AG Bondi Photographed with Rep. Jayapal's Epstein Files Search Historytimeline_event

separation-of-powerssurveillanceepsteinexecutive-overreachcongressional-intimidation
2026-02-11 · 1 min read · Edit on Pyrite

type: timeline_event

During a House Judiciary Committee hearing on February 11, 2026, Attorney General Pam Bondi was photographed by Reuters and Agence France-Presse with a document in her binder titled "Jayapal Pramila Search History." The sheet listed at least eight different files from DOJ's Epstein records database that Representative Pramila Jayapal had searched two days earlier in the DOJ reading room, including file numbers and content descriptions. Jayapal confirmed in an NPR interview that the listed searches corresponded exactly to ones she had made.

Jayapal stated: "It is totally inappropriate and against the separations of powers for the DOJ to surveil us as we search the Epstein files. Bondi showed up today with a burn book that held a printed search history of exactly what emails I searched. That is outrageous and I intend to pursue this and stop this spying on members." She raised the possibility that DOJ granted congressional access specifically to gather intelligence on potential lines of questioning: "Is this the whole reason they opened [the files] up to us two days early? So they could essentially surveil members to see what we were going to ask her about?"

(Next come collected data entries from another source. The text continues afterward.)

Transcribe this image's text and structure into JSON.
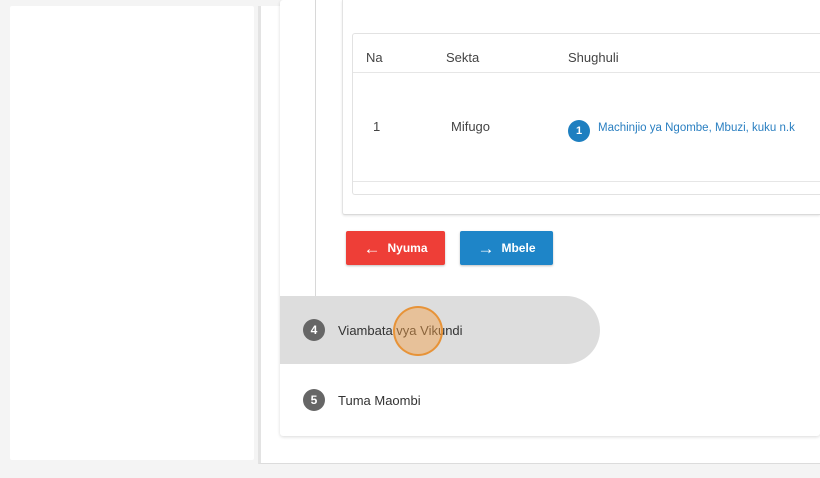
{
  "table": {
    "headers": [
      "Na",
      "Sekta",
      "Shughuli"
    ],
    "rows": [
      {
        "number": "1",
        "sector": "Mifugo",
        "activity_index": "1",
        "activity": "Machinjio ya Ngombe, Mbuzi, kuku n.k"
      }
    ]
  },
  "buttons": {
    "back": {
      "label": "Nyuma",
      "icon": "arrow-left-icon"
    },
    "next": {
      "label": "Mbele",
      "icon": "arrow-right-icon"
    }
  },
  "steps": [
    {
      "number": "4",
      "label": "Viambata vya Vikundi",
      "active": true
    },
    {
      "number": "5",
      "label": "Tuma Maombi",
      "active": false
    }
  ],
  "colors": {
    "back_button": "#ee3e37",
    "next_button": "#1e85c8",
    "link": "#2a7fc1",
    "step_circle": "#666666",
    "active_step_bg": "#dddddd"
  }
}
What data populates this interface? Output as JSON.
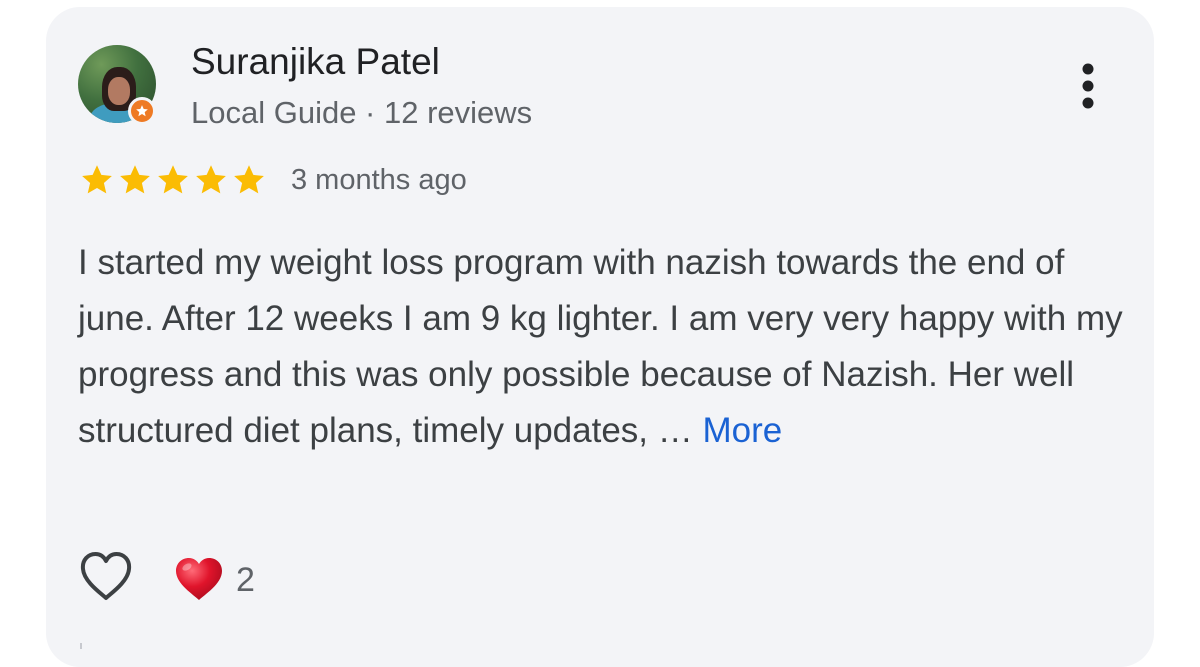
{
  "review": {
    "author": {
      "name": "Suranjika Patel",
      "meta": "Local Guide · 12 reviews"
    },
    "rating": 5,
    "time": "3 months ago",
    "text": "I started my weight loss program with nazish towards the end of june. After 12 weeks I am 9 kg lighter. I am very very happy with my progress and this was only possible because of Nazish. Her well structured diet plans, timely updates, … ",
    "more_label": "More",
    "reactions": {
      "count": "2",
      "like_icon": "heart-outline-icon",
      "reaction_icon": "red-heart-icon"
    }
  },
  "icons": {
    "menu": "more-vert-icon",
    "badge": "local-guide-badge-icon",
    "star": "star-icon"
  },
  "colors": {
    "card_background": "#f3f4f7",
    "star": "#fbbc04",
    "link": "#1a62d3",
    "heart": "#e0142b"
  }
}
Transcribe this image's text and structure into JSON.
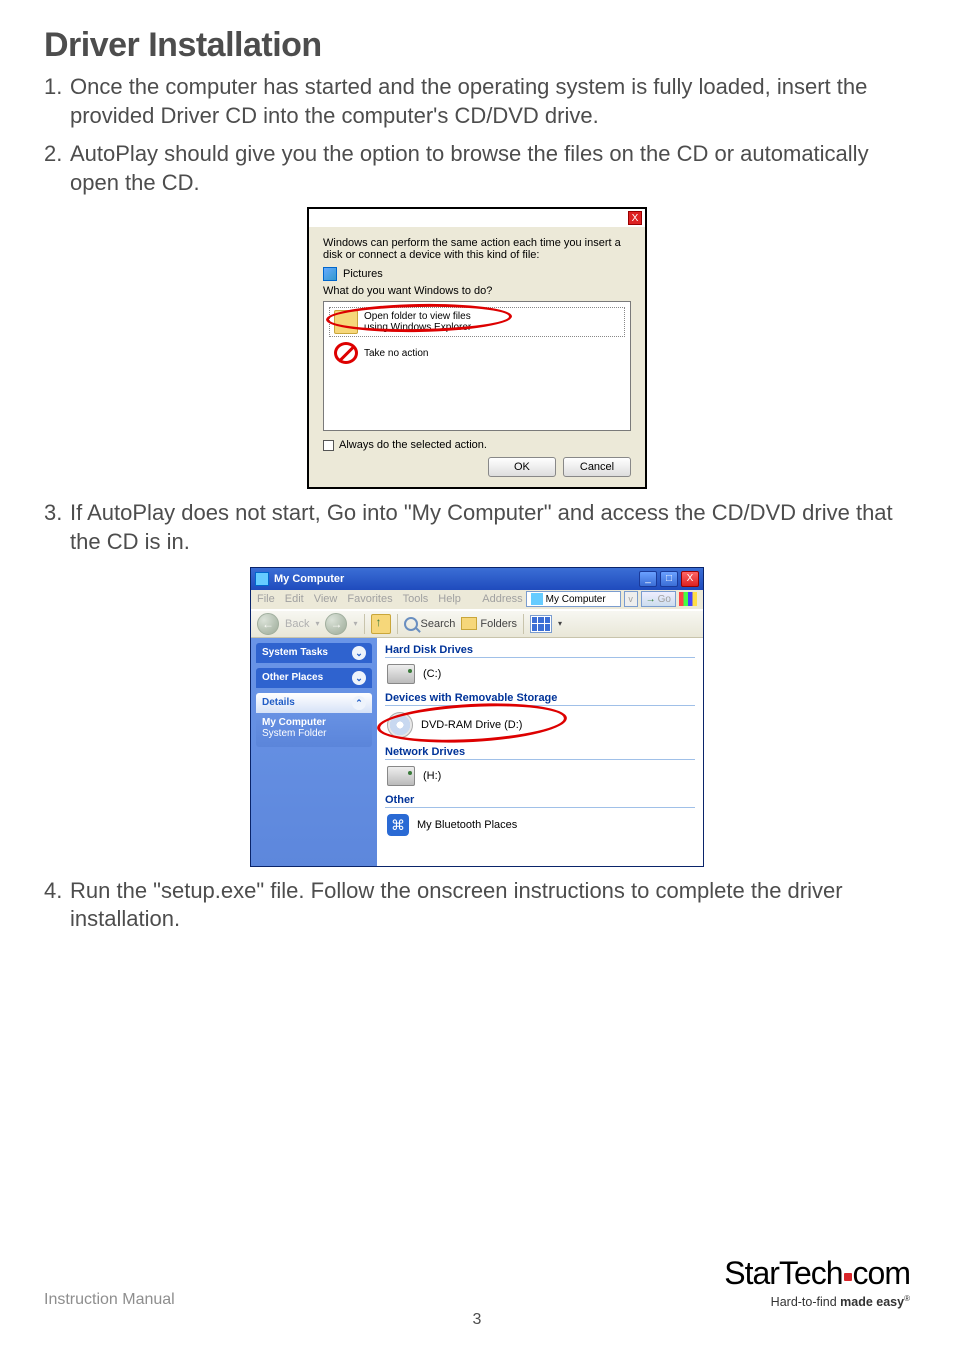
{
  "page": {
    "title": "Driver Installation",
    "footer_label": "Instruction Manual",
    "page_number": "3"
  },
  "steps": {
    "s1": {
      "n": "1.",
      "text": "Once the computer has started and the operating system is fully loaded, insert the provided Driver CD into the computer's CD/DVD drive."
    },
    "s2": {
      "n": "2.",
      "text": "AutoPlay should give you the option to browse the files on the CD or automatically open the CD."
    },
    "s3": {
      "n": "3.",
      "text": "If AutoPlay does not start, Go into \"My Computer\" and access the CD/DVD drive that the CD is in."
    },
    "s4": {
      "n": "4.",
      "text": "Run the \"setup.exe\" file.  Follow the onscreen instructions to complete the driver installation."
    }
  },
  "autoplay": {
    "close": "X",
    "message": "Windows can perform the same action each time you insert a disk or connect a device with this kind of file:",
    "pictures": "Pictures",
    "prompt": "What do you want Windows to do?",
    "opt_open_l1": "Open folder to view files",
    "opt_open_l2": "using Windows Explorer",
    "opt_none": "Take no action",
    "always": "Always do the selected action.",
    "ok": "OK",
    "cancel": "Cancel"
  },
  "mycomputer": {
    "title": "My Computer",
    "min": "_",
    "max": "□",
    "close": "X",
    "menu": {
      "file": "File",
      "edit": "Edit",
      "view": "View",
      "favorites": "Favorites",
      "tools": "Tools",
      "help": "Help"
    },
    "address_label": "Address",
    "address_value": "My Computer",
    "go": "Go",
    "back": "Back",
    "search": "Search",
    "folders": "Folders",
    "sidebar": {
      "tasks": "System Tasks",
      "places": "Other Places",
      "details": "Details",
      "details_l1": "My Computer",
      "details_l2": "System Folder"
    },
    "sections": {
      "hdd": "Hard Disk Drives",
      "removable": "Devices with Removable Storage",
      "network": "Network Drives",
      "other": "Other"
    },
    "items": {
      "c": "(C:)",
      "dvd": "DVD-RAM Drive (D:)",
      "h": "(H:)",
      "bt": "My Bluetooth Places"
    }
  },
  "brand": {
    "name_a": "StarTech",
    "name_b": "com",
    "tag_a": "Hard-to-find ",
    "tag_b": "made easy",
    "reg": "®"
  }
}
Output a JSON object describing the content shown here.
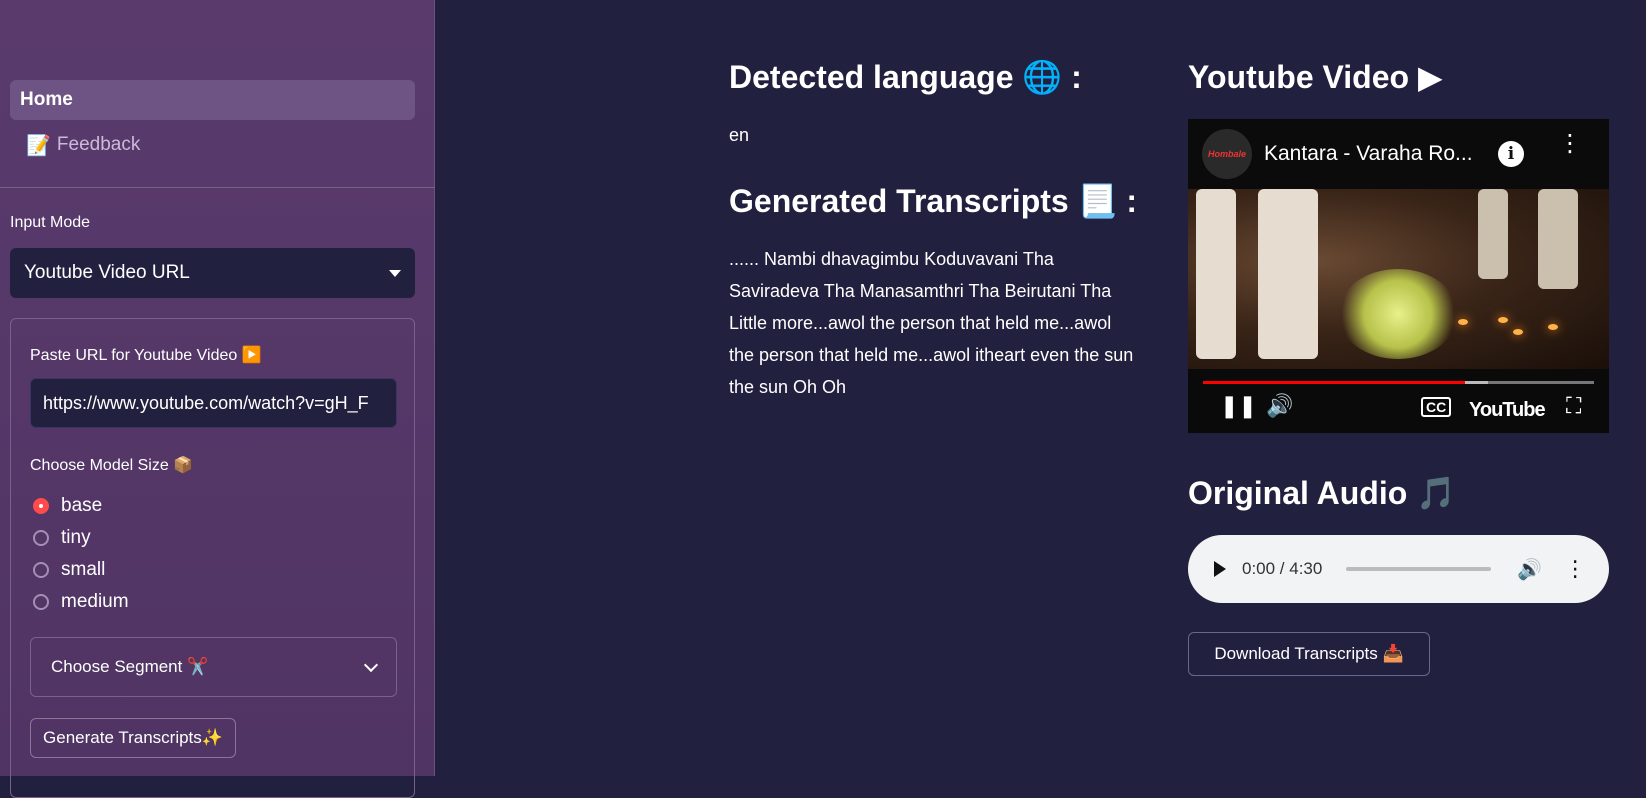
{
  "sidebar": {
    "nav": [
      {
        "label": "Home",
        "icon": "none"
      },
      {
        "label": "Feedback",
        "icon": "memo-icon",
        "glyph": "📝"
      }
    ],
    "input_mode": {
      "label": "Input Mode",
      "selected": "Youtube Video URL"
    },
    "form": {
      "url_label": "Paste URL for Youtube Video ▶️",
      "url_value": "https://www.youtube.com/watch?v=gH_F",
      "model_label": "Choose Model Size 📦",
      "model_options": [
        "base",
        "tiny",
        "small",
        "medium"
      ],
      "model_selected": "base",
      "segment_label": "Choose Segment ✂️",
      "generate_label": "Generate Transcripts✨"
    }
  },
  "main": {
    "detected_heading": "Detected language 🌐 :",
    "detected_value": "en",
    "transcripts_heading": "Generated Transcripts 📃 :",
    "transcript_text": "...... Nambi dhavagimbu Koduvavani Tha Saviradeva Tha Manasamthri Tha Beirutani Tha Little more...awol the person that held me...awol the person that held me...awol itheart even the sun the sun Oh Oh",
    "video_heading": "Youtube Video ▶",
    "video": {
      "title": "Kantara - Varaha Ro...",
      "channel": "Hombale",
      "brand": "YouTube",
      "played_fraction": 0.67
    },
    "audio_heading": "Original Audio 🎵",
    "audio": {
      "time": "0:00 / 4:30"
    },
    "download_label": "Download Transcripts 📥"
  },
  "colors": {
    "sidebar_bg": "#563869",
    "main_bg": "#22203f",
    "accent": "#ff4b4b",
    "yt_red": "#ff0000"
  }
}
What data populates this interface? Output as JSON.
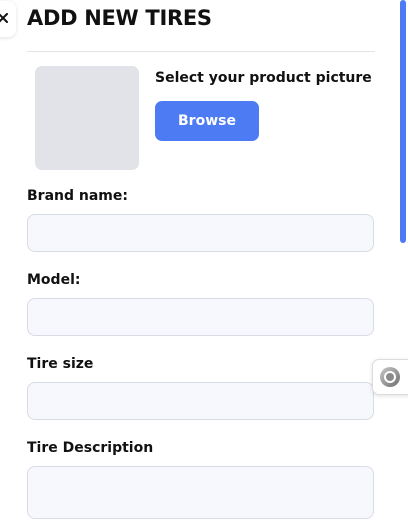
{
  "header": {
    "title": "ADD NEW TIRES"
  },
  "picture": {
    "label": "Select your product picture",
    "browse_label": "Browse"
  },
  "form": {
    "brand_label": "Brand name:",
    "brand_value": "",
    "model_label": "Model:",
    "model_value": "",
    "size_label": "Tire size",
    "size_value": "",
    "description_label": "Tire Description",
    "description_value": ""
  },
  "icons": {
    "close": "close-icon",
    "widget": "widget-icon"
  },
  "colors": {
    "accent": "#4d7bf3",
    "placeholder_bg": "#e2e3e9",
    "input_bg": "#f6f8fd"
  }
}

DOJ defended the surveillance, stating it "logs all searches made on its systems to protect against the release of victim information." However, lawmakers were never informed their individual search histories would be compiled, tracked, and provided to the Attorney General for use in congressional hearings. House Speaker Mike Johnson issued a rare rebuke: "I think members should obviously have the right to peruse those at their own speed and with their own discretion and I don't think it's appropriate for anybody to be tracking that." Republican Representative Thomas Massie suggested the "most charitable" explanation was DOJ wanted to "improve their service," but said this view "is undercut by Bondi carrying with her a list of Jayapal's search terms at the hearing where she clearly was prepared with oppo research." The incident reveals DOJ's weaponization of ostensible transparency mechanisms as surveillance and intimidation tools against congressional oversight.